—«Français et Italiens, soyons toujours unis!»

Ces paroles prononcées—avec intention devant un grand nombre de témoins, me frappèrent;—je les écrivis alors et les publiai;—et je me les rappelle aujourd'hui en pensant que le fils du glorieux fondateur du royaume d'Italie n'aurait certes pas l'approbation de son père.

D'autre part,—je ne pense pas qu'un Français doive—et, conséquemment, puisse porter une décoration italienne, et j'ai détaché de la boutonnière de ma vareuse le ruban vert qui, depuis trente ans, y tenait, le plus souvent il est vrai dans une armoire, compagnie au ruban rouge de France.

Ah çà!—Français, mes frères, est ce que ce peuple auquel on a permis si longtemps de se dire le peuple le plus spirituel de la terre, serait devenu le plus crédule, le plus jobard et le plus gobe-mouches?

Est-ce que, sérieusement, on vous fait croire que vous êtes en république?

La république!—mais laquelle? Ce n'est certes pas celle qui s'intitule «une et indivisible;»—de la pourpre du manteau royal déchiré en lambeaux, une douzaine et demie de petites républiques se sont taillé des carmagnoles et sont plus divisées entre elles, plus ennemies, plus acharnées les unes contre les autres, qu'elles ne l'ont jamais été contre la royauté.—Nous avons la République, mère Gigogne ayant enfanté une famille de petites républicailles.
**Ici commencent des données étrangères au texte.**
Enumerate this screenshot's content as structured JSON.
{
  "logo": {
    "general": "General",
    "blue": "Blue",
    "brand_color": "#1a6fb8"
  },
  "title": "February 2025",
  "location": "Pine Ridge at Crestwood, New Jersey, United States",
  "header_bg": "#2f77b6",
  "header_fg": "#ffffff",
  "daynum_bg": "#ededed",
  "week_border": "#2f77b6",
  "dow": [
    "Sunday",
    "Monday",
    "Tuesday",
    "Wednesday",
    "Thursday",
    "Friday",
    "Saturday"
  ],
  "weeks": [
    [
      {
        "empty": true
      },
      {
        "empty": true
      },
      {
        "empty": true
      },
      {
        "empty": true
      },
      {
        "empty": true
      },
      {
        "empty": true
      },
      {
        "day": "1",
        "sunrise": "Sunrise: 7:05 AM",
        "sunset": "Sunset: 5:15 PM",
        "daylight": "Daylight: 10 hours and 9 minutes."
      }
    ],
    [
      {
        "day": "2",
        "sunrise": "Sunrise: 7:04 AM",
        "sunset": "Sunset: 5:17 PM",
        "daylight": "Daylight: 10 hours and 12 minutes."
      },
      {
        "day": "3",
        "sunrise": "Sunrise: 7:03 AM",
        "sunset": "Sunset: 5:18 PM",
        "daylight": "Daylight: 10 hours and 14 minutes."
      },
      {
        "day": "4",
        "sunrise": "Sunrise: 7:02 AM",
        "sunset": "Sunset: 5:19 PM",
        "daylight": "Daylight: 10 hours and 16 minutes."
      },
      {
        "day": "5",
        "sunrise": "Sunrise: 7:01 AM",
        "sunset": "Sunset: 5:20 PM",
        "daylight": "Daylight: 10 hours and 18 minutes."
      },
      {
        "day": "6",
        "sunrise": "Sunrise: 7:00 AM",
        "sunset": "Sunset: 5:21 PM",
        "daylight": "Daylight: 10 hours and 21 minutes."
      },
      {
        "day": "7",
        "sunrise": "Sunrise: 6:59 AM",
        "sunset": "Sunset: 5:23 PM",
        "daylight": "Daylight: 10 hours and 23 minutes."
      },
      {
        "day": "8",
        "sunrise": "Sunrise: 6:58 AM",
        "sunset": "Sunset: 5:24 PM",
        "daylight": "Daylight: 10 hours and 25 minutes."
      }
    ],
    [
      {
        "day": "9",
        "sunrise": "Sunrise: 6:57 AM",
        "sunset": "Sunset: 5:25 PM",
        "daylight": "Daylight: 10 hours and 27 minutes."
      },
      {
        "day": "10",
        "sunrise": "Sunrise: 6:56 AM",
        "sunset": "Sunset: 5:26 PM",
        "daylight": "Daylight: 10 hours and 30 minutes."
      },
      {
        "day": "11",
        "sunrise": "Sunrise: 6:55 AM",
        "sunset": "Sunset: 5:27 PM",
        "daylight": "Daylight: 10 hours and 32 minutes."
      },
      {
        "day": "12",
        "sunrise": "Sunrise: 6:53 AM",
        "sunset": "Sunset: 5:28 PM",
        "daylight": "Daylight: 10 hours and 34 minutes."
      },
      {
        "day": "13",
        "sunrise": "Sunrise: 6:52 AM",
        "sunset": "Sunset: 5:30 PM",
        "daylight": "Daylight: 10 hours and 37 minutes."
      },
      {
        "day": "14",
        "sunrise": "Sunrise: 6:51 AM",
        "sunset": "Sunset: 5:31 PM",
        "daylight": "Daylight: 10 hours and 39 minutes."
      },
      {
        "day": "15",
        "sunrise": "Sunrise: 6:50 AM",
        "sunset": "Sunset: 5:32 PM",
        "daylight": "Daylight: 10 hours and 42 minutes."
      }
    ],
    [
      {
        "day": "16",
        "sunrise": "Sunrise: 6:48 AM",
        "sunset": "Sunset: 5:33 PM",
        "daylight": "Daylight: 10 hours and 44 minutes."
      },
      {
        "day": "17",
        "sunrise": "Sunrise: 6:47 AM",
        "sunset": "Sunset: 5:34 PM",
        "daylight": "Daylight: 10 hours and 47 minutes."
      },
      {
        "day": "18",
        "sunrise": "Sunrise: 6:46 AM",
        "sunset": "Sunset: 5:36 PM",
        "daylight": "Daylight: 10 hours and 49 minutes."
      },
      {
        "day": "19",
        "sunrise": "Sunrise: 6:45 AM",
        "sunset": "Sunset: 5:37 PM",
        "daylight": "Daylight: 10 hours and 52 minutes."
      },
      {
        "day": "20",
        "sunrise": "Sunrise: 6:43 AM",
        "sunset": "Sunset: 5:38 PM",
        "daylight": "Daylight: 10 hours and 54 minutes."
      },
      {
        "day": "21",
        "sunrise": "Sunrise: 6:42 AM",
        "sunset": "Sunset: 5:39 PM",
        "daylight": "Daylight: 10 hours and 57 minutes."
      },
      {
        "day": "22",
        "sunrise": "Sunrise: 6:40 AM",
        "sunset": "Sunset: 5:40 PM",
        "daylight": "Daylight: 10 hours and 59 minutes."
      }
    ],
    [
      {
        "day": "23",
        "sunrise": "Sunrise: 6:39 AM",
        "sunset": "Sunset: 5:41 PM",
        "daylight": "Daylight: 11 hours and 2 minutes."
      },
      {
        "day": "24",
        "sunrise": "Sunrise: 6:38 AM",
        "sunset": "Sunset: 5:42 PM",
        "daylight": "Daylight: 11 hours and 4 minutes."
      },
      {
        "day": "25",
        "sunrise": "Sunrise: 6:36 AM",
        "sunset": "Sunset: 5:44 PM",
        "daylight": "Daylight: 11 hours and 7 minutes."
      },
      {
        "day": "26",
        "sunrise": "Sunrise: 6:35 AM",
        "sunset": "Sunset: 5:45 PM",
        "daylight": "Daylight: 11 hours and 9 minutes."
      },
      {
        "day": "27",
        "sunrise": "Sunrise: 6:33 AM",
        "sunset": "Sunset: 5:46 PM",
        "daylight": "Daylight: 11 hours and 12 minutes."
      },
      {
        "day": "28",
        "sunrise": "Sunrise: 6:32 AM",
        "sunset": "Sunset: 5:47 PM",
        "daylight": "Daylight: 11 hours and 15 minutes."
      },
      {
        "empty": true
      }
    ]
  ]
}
Puis la République démocratique:—idem sociale;—idem opportuniste;—idem radicale;—idem possibiliste;—idem revisionniste;—idem intransigeante;—idem anarchiste;—idem nihiliste, etc., etc., etc., etc.

Toutes d'accord en un seul point qui a été trahi et dénoncé par la digne moitié d'un de nos maîtres du jour:

«A présent, c'est nous qu'est les princesses, c'est nous qu'est les rois.»

Jamais vous n'avez été si loin de la République qu'aujourd'hui.—Jamais vous n'en avez été si près que sous trois rois;—Henri IV, Louis XVI et Louis-Philippe;—de ces trois rois, deux ont été assassinés et le troisième chassé, après sept tentatives d'assassinat.